Ideal of Clifford algebra additive group The definition of the Clifford algebra over $V$ with a quadratic form $Q$ via the tensor algebra $T(V)$ requires the ideal
$$\mathcal{I}_Q=\{A\otimes(v\otimes v-Q(v))\otimes B|v\in V,A,B\in T(V)\}.$$ 
I see the property that make this an ideal but not why $X,Y\in\mathcal{I}_Q:X+Y\in\mathcal{I}_Q$. I just can't figure out how to cast $X+Y$ back into the form of an element of $\mathcal{I}_Q$. I'd be grateful for any help.
 A: You did not correctly copy the source you are citing.
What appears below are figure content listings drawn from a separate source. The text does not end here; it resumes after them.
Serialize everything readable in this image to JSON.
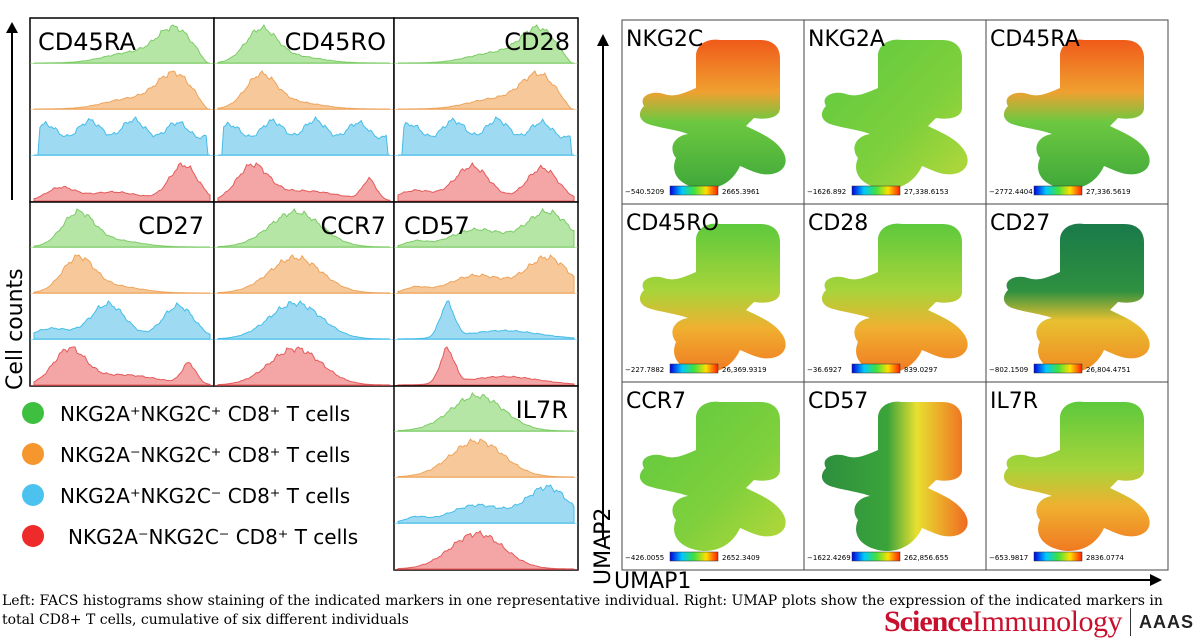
{
  "facs": {
    "y_axis_label": "Cell counts",
    "panels": [
      {
        "label": "CD45RA",
        "shapes": [
          "skewR",
          "skewR",
          "flat",
          "bimodalR"
        ]
      },
      {
        "label": "CD45RO",
        "shapes": [
          "skewL",
          "skewL",
          "flat",
          "bimodalL"
        ]
      },
      {
        "label": "CD28",
        "shapes": [
          "skewR",
          "skewR",
          "flat",
          "bimodal"
        ]
      },
      {
        "label": "CD27",
        "shapes": [
          "skewL",
          "skewL",
          "bimodal",
          "bimodalL"
        ]
      },
      {
        "label": "CCR7",
        "shapes": [
          "mid",
          "mid",
          "mid",
          "mid"
        ]
      },
      {
        "label": "CD57",
        "shapes": [
          "rampR",
          "rampR",
          "spikeL",
          "spikeL"
        ]
      },
      {
        "label": "IL7R",
        "shapes": [
          "mid",
          "mid",
          "rampR",
          "mid"
        ]
      }
    ],
    "legend": [
      {
        "text": "NKG2A⁺NKG2C⁺ CD8⁺ T cells",
        "color": "#3fbf3f"
      },
      {
        "text": "NKG2A⁻NKG2C⁺ CD8⁺ T cells",
        "color": "#f5962f"
      },
      {
        "text": "NKG2A⁺NKG2C⁻ CD8⁺ T cells",
        "color": "#4cc3ef"
      },
      {
        "text": "NKG2A⁻NKG2C⁻ CD8⁺ T cells",
        "color": "#ee2a2a"
      }
    ]
  },
  "umap": {
    "x_axis_label": "UMAP1",
    "y_axis_label": "UMAP2",
    "panels": [
      {
        "label": "NKG2C",
        "min": "−540.5209",
        "max": "2665.3961",
        "scheme": "tophot"
      },
      {
        "label": "NKG2A",
        "min": "−1626.892",
        "max": "27,338.6153",
        "scheme": "green"
      },
      {
        "label": "CD45RA",
        "min": "−2772.4404",
        "max": "27,336.5619",
        "scheme": "tophot"
      },
      {
        "label": "CD45RO",
        "min": "−227.7882",
        "max": "26,369.9319",
        "scheme": "bothot"
      },
      {
        "label": "CD28",
        "min": "−36.6927",
        "max": "839.0297",
        "scheme": "bothot"
      },
      {
        "label": "CD27",
        "min": "−802.1509",
        "max": "26,804.4751",
        "scheme": "cd27"
      },
      {
        "label": "CCR7",
        "min": "−426.0055",
        "max": "2652.3409",
        "scheme": "green"
      },
      {
        "label": "CD57",
        "min": "−1622.4269",
        "max": "262,856.655",
        "scheme": "cd57"
      },
      {
        "label": "IL7R",
        "min": "−653.9817",
        "max": "2836.0774",
        "scheme": "bothot"
      }
    ]
  },
  "caption": "Left: FACS histograms show staining of the indicated markers in one representative individual. Right: UMAP plots show the expression of the indicated markers in total CD8+ T cells, cumulative of six different individuals",
  "brand": {
    "science": "Science",
    "immunology": "Immunology",
    "aaas": "AAAS"
  }
}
It does not say 
$$\mathcal{I}_Q=\{A\otimes(v\otimes v-Q(v))\otimes B|v\in V,A,B\in T(V)\}.$$
it says
$$\mathcal{I}_Q=\left\{\sum_k A_k\otimes(v\otimes v-Q(v))\otimes B_k\,\middle|\,v\in V,A_k,B_k\in T(V)\right\}$$
which makes a difference.
However, this is still not quite clear, because it does not adequately show why the sum of two such things is in $\mathcal{I}_Q$. In this formulation, it looks like only one $v$ is allowed in the summation, but actually it should be many $v_k\in V$. The author probably should have written
$$\mathcal{I}_Q=\left\{\sum_k A_k\otimes(v_k\otimes v_k-Q(v_k))\otimes B_k\,\middle|\,v_k\in V,A_k,B_k\in T(V)\right\}$$
which accurately describes the ideal generated by elements of the form $v\otimes v-Q(v)$.  In this format, you can clearly see that the sum of two elements of that form is again of that form.
If you do not do this, then you get stuck precisely where you got stuck.
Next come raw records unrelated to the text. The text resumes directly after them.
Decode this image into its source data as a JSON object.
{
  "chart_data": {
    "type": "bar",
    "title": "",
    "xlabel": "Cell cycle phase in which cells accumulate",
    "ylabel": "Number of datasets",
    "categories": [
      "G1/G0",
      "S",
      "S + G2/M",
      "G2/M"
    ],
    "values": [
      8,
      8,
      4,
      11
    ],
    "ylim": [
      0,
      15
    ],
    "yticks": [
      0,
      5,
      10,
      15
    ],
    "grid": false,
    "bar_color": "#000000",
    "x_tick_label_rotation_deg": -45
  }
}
If you doubt it, you should just shed the complexity above and think about what the form of an ideal of $R$ generated by a subset $S$ looks like:
$$\langle S\rangle=\left\{\sum_k r_ks_k r'_k\,\middle|\,s_k\in S,r_k,r'_k\in R\right\}$$
This is what is given in basically any ring theory book (which allows noncommutative rings) and appears in the wiki article here.

I know you may find it dubious that an author like Lundholm would have not been precise on a basic definition, but then again this thing being defined has basically no importance after the page it appears on. The author simply moved on to more interesting things.
A: The Wikipedia article Clifford algebra states

and so a Clifford algebra would be the quotient of this tensor algebra by the two-sided ideal generated by elements of the form $\,v\otimes v-Q(v)\,$ for all
  elements $\,v\in V.$

What this means is that the definition as quoted is not exactly
correct, even if the original source is quoted exactly.
The ideal required is not just the set of elements noted,
but includes a lot more elements according to the definition
of a two-sided ideal generated by a set of elements.
Of course, by definition of an ideal it would then have the
property $\,X+Y\in \mathcal{I}_Q\,$ you mention.